El veterinario me explicaba que el perrito estaba sintiendo mucho dolor, que de hecho se le notaba, todo su cuerpecito tiritaba, su patita le colgaba y sus quejidos iban en aumento. Tuve muy poco tiempo para tomar la decisión; su vida estaba en mis manos ahora. Si bien no me considero una persona creyente, tampoco puedo afirmar que soy atea. Estoy convencida que hay una energía superior que se encarga de echar a andar la vida, y así también de terminar con ella. Y de que uno poco puede intervenir en eso, y el pensar lo contrario, sólo devela nuestro propio egocentrismo.
Cuando estaba ahí, tomando su cabeza mientras el veterinario lo preparaba para morir, no pude dejar de pensar que si esa decisión era por mi, o por él. Si el sufrimiento que quería evitar era el mío o el de mi perrito que yacía ahora durmiendo entre mis brazos. Quizá si lo hubiese sometido al tratamiento, su sufrimiento se hubiera extendido por unos días, pero con la esperanza que en algún momento pudiera recuperarse.

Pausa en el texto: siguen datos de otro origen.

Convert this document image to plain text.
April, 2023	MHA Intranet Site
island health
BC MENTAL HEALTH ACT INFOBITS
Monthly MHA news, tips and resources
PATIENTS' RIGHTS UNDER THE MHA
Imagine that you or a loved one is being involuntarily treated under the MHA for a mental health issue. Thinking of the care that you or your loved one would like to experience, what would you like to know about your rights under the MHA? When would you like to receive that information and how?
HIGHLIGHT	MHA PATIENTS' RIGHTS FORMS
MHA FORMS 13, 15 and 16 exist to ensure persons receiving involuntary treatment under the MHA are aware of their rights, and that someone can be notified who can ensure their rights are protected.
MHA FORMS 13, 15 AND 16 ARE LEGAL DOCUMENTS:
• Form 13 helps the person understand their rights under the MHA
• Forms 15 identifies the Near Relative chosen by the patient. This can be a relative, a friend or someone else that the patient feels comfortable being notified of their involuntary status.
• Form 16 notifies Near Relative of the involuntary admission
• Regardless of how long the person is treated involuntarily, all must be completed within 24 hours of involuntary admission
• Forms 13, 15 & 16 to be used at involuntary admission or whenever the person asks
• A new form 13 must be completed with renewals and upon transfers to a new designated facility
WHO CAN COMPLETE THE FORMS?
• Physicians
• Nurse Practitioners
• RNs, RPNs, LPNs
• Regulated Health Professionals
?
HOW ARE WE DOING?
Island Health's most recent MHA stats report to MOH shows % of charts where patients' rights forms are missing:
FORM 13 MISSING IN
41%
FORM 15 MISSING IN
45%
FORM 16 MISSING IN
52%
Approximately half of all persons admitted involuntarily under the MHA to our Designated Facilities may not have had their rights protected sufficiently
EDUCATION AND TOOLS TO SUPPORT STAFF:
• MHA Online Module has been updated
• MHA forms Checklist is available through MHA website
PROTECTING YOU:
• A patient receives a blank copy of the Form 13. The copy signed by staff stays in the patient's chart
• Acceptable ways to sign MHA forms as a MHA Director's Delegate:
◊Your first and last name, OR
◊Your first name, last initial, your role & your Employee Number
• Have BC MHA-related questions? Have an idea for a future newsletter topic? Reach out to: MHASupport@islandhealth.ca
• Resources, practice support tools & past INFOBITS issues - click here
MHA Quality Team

Tal vez habría muerto durante la cirugía. Eso ya no podré saberlo, como tampoco sabré si él quería vivir.
Tomé una decisión por ambos, más por él que por mí. O al menos eso quiero pensar, pues yo espero que, sea cual sea el destino del alma después de la muerte, al menos ya no este sufriendo. Y en lo que a mi respecta, sé que el dolor irá disminuyendo en cuanto su recuerdo permanezca conmigo.